Like the noble Baroness, Lady Fox of Buckley, I note that in the various choices between “hard tort”, “mid tort”, “soft tort” and “no tort”, at the end of this debate we will still have no idea. My noble friend has said that when it returns to the Commons, as it must, there will be scope for further compromise. Who knows what is going to come back—“hard”, “mid”, “soft”, nothing? Anything could come back to us from the Commons because clearly, the Government do not know what they want to do about this.
I strongly suggest to noble Lords that not only have we misconducted ourselves, as far as the management of this is concerned, but we are sending a very poor signal.
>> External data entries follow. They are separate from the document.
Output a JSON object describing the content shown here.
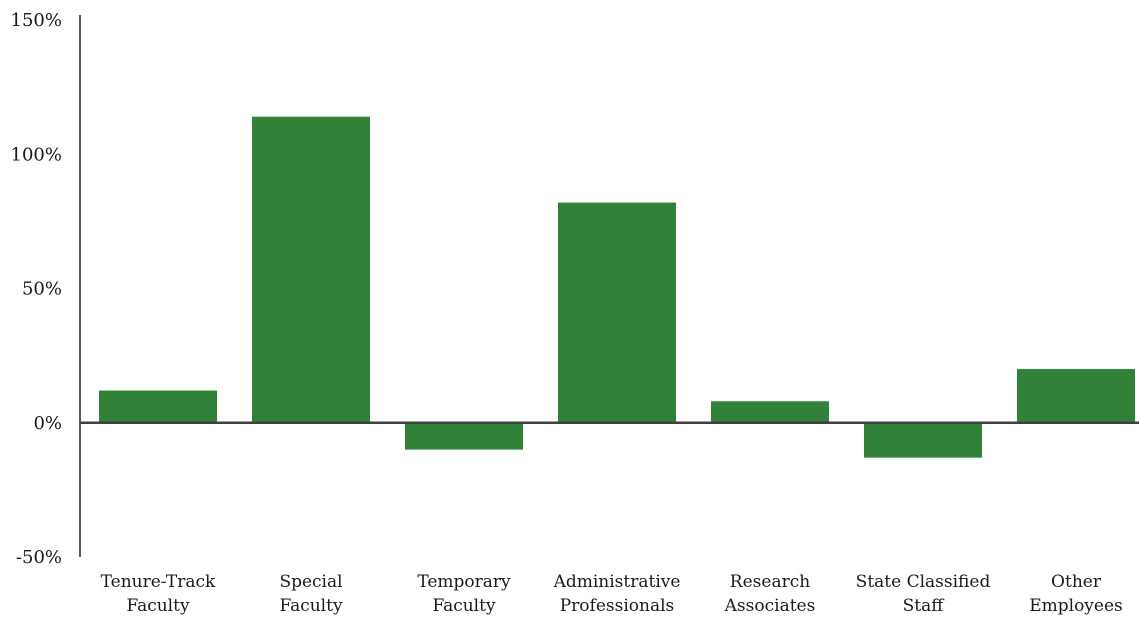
{
  "chart_data": {
    "type": "bar",
    "title": "",
    "xlabel": "",
    "ylabel": "",
    "ylim": [
      -50,
      150
    ],
    "yticks": [
      150,
      100,
      50,
      0,
      -50
    ],
    "ytick_labels": [
      "150%",
      "100%",
      "50%",
      "0%",
      "-50%"
    ],
    "grid": false,
    "legend": "none",
    "bar_color": "#318139",
    "categories": [
      [
        "Tenure-Track",
        "Faculty"
      ],
      [
        "Special",
        "Faculty"
      ],
      [
        "Temporary",
        "Faculty"
      ],
      [
        "Administrative",
        "Professionals"
      ],
      [
        "Research",
        "Associates"
      ],
      [
        "State Classified",
        "Staff"
      ],
      [
        "Other",
        "Employees"
      ]
    ],
    "values": [
      12,
      114,
      -10,
      82,
      8,
      -13,
      20
    ]
  }
}
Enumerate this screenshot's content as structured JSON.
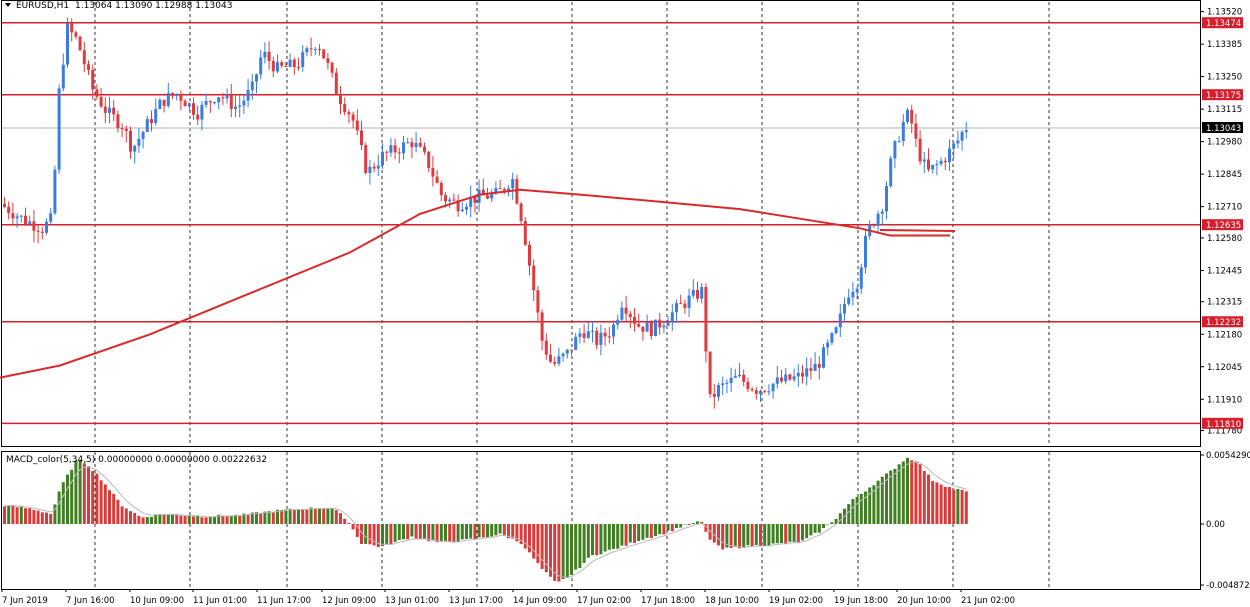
{
  "header": {
    "symbol_label": "EURUSD,H1",
    "ohlc": "1.13064 1.13090 1.12988 1.13043"
  },
  "macd": {
    "label": "MACD_color(5,34,5) 0.00000000 0.00000000 0.00222632",
    "axis": [
      "0.0054290",
      "0.00",
      "-0.004872"
    ]
  },
  "price_axis": {
    "ticks": [
      "1.13520",
      "1.13385",
      "1.13250",
      "1.13115",
      "1.12980",
      "1.12845",
      "1.12710",
      "1.12580",
      "1.12445",
      "1.12315",
      "1.12180",
      "1.12045",
      "1.11910",
      "1.11780"
    ],
    "current": "1.13043"
  },
  "levels": [
    "1.13474",
    "1.13175",
    "1.12635",
    "1.12232",
    "1.11810"
  ],
  "time_labels": [
    "7 Jun 2019",
    "7 Jun 16:00",
    "10 Jun 09:00",
    "11 Jun 01:00",
    "11 Jun 17:00",
    "12 Jun 09:00",
    "13 Jun 01:00",
    "13 Jun 17:00",
    "14 Jun 09:00",
    "17 Jun 02:00",
    "17 Jun 18:00",
    "18 Jun 10:00",
    "19 Jun 02:00",
    "19 Jun 18:00",
    "20 Jun 10:00",
    "21 Jun 02:00"
  ],
  "colors": {
    "bull": "#3b7ddd",
    "bear": "#e03a3e",
    "level": "#d81e2c",
    "ma": "#d82a2a",
    "hist_pos": "#d93a3a",
    "hist_neg": "#3f7f22",
    "grid": "#000000"
  },
  "chart_data": {
    "type": "candlestick",
    "symbol": "EURUSD",
    "timeframe": "H1",
    "price_range": [
      1.1172,
      1.1356
    ],
    "ma_points": [
      [
        0,
        1.12
      ],
      [
        60,
        1.1205
      ],
      [
        150,
        1.1218
      ],
      [
        250,
        1.1235
      ],
      [
        350,
        1.1252
      ],
      [
        420,
        1.1268
      ],
      [
        480,
        1.1276
      ],
      [
        520,
        1.1278
      ],
      [
        580,
        1.1276
      ],
      [
        660,
        1.1273
      ],
      [
        740,
        1.127
      ],
      [
        800,
        1.1266
      ],
      [
        860,
        1.1262
      ],
      [
        890,
        1.1259
      ],
      [
        950,
        1.1259
      ]
    ],
    "price_segments": [
      [
        0,
        1.1273
      ],
      [
        25,
        1.1266
      ],
      [
        45,
        1.1262
      ],
      [
        55,
        1.1266
      ],
      [
        62,
        1.132
      ],
      [
        70,
        1.1345
      ],
      [
        80,
        1.134
      ],
      [
        95,
        1.132
      ],
      [
        110,
        1.131
      ],
      [
        125,
        1.1305
      ],
      [
        135,
        1.1295
      ],
      [
        150,
        1.1305
      ],
      [
        165,
        1.1315
      ],
      [
        180,
        1.1318
      ],
      [
        200,
        1.131
      ],
      [
        220,
        1.1318
      ],
      [
        240,
        1.1312
      ],
      [
        255,
        1.132
      ],
      [
        265,
        1.1335
      ],
      [
        280,
        1.1328
      ],
      [
        300,
        1.133
      ],
      [
        320,
        1.134
      ],
      [
        330,
        1.133
      ],
      [
        340,
        1.1318
      ],
      [
        355,
        1.1308
      ],
      [
        370,
        1.1285
      ],
      [
        385,
        1.1292
      ],
      [
        400,
        1.1295
      ],
      [
        415,
        1.1298
      ],
      [
        430,
        1.129
      ],
      [
        445,
        1.1275
      ],
      [
        460,
        1.1272
      ],
      [
        480,
        1.1275
      ],
      [
        500,
        1.1276
      ],
      [
        515,
        1.1283
      ],
      [
        525,
        1.1265
      ],
      [
        535,
        1.124
      ],
      [
        545,
        1.1215
      ],
      [
        555,
        1.1205
      ],
      [
        570,
        1.121
      ],
      [
        585,
        1.122
      ],
      [
        600,
        1.1215
      ],
      [
        615,
        1.122
      ],
      [
        625,
        1.1232
      ],
      [
        640,
        1.1222
      ],
      [
        655,
        1.122
      ],
      [
        670,
        1.1225
      ],
      [
        690,
        1.1232
      ],
      [
        705,
        1.1236
      ],
      [
        712,
        1.119
      ],
      [
        720,
        1.1195
      ],
      [
        740,
        1.12
      ],
      [
        760,
        1.1195
      ],
      [
        780,
        1.1198
      ],
      [
        800,
        1.12
      ],
      [
        820,
        1.1205
      ],
      [
        840,
        1.122
      ],
      [
        850,
        1.1235
      ],
      [
        860,
        1.124
      ],
      [
        870,
        1.126
      ],
      [
        885,
        1.1272
      ],
      [
        895,
        1.1292
      ],
      [
        905,
        1.1305
      ],
      [
        912,
        1.131
      ],
      [
        920,
        1.1295
      ],
      [
        930,
        1.1285
      ],
      [
        945,
        1.129
      ],
      [
        960,
        1.1298
      ],
      [
        968,
        1.1304
      ]
    ],
    "macd_points": [
      [
        0,
        0.0015
      ],
      [
        30,
        0.0012
      ],
      [
        50,
        0.0008
      ],
      [
        60,
        0.003
      ],
      [
        75,
        0.005
      ],
      [
        85,
        0.0048
      ],
      [
        100,
        0.0035
      ],
      [
        120,
        0.0015
      ],
      [
        140,
        0.0005
      ],
      [
        160,
        0.0008
      ],
      [
        200,
        0.0006
      ],
      [
        240,
        0.0007
      ],
      [
        270,
        0.001
      ],
      [
        300,
        0.0012
      ],
      [
        330,
        0.0013
      ],
      [
        345,
        0.0004
      ],
      [
        360,
        -0.0015
      ],
      [
        380,
        -0.0018
      ],
      [
        410,
        -0.001
      ],
      [
        440,
        -0.0015
      ],
      [
        470,
        -0.0012
      ],
      [
        500,
        -0.0008
      ],
      [
        520,
        -0.0015
      ],
      [
        540,
        -0.0035
      ],
      [
        555,
        -0.0047
      ],
      [
        570,
        -0.004
      ],
      [
        590,
        -0.0025
      ],
      [
        620,
        -0.0018
      ],
      [
        640,
        -0.0012
      ],
      [
        660,
        -0.0008
      ],
      [
        680,
        -0.0002
      ],
      [
        700,
        0.0002
      ],
      [
        706,
        -0.001
      ],
      [
        720,
        -0.002
      ],
      [
        740,
        -0.0018
      ],
      [
        770,
        -0.0016
      ],
      [
        800,
        -0.0014
      ],
      [
        820,
        -0.0005
      ],
      [
        835,
        0.0005
      ],
      [
        850,
        0.0018
      ],
      [
        870,
        0.003
      ],
      [
        890,
        0.0042
      ],
      [
        905,
        0.0052
      ],
      [
        915,
        0.005
      ],
      [
        930,
        0.0035
      ],
      [
        950,
        0.0028
      ],
      [
        968,
        0.0025
      ]
    ]
  }
}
It is most regrettable that we will agree to the amendment in the name of my noble friend Lord Willetts today. Like the noble Baroness, Lady Fox of Buckley, I very much hope that, when the Bill comes back from the Commons, someone will have found their backbone and the tort will have been restored.
My Lords, I apologise that I did not speak in the earlier debates on this matter because, as I recall, I had not made my maiden speech. I simply add my voice to those who regret my noble friend Lord Willetts’s Motion A1, which I do not support because, as other noble Lords pointed out, it waters down the small protection that existed with the original Clause 4 for academics in many institutions.
An institution has great power: it has powers of office, of man and woman power, of employment and of funds. The original Clause 4 gave a simple and cheaper way for an individual academic who was suffering because his or her freedom of speech was under threat. I assure noble Lords that it is under threat in many universities, and especially the one I know best: my own university, Cambridge. Hardly a day goes by without threat after threat reaching the newspapers of academic freedom being impinged on. I draw noble Lords’ attention to Arif Ahmed’s publications and submissions to an earlier Committee on the Higher Education (Freedom of Speech) Bill. The problem has not stopped.
For those reasons, I am worried about Motion A1 going through. It will make life much more expensive for individual academics, who often plough a lonely furrow against top-heavy and powerful institutions. I would like to restore the original Clause 4, which gives a straightforward and cheaper alternative to someone taking action against an institution. I do not believe that there will be vexatious causes that involve universities or institutions in long and litigious claims that cost money and time, because existing law covers these matters in many respects. Cheaper claims can be dealt with under protocols before action or by agreement.
So Clause 4 is necessary not only for free speech but for free thought. It is not just about student union bodies, although they should observe this; it is about how academics pursue their subjects and whether their reading lists and courses are in line with official thinking—universities have a powerful officialdom. For those reasons, I remind my noble friend Lord Willetts of his having to be smuggled into the University of Cambridge not many years ago. I do not believe that my noble friend’s amendment would prevent that happening again. I thank noble Lords for their attention.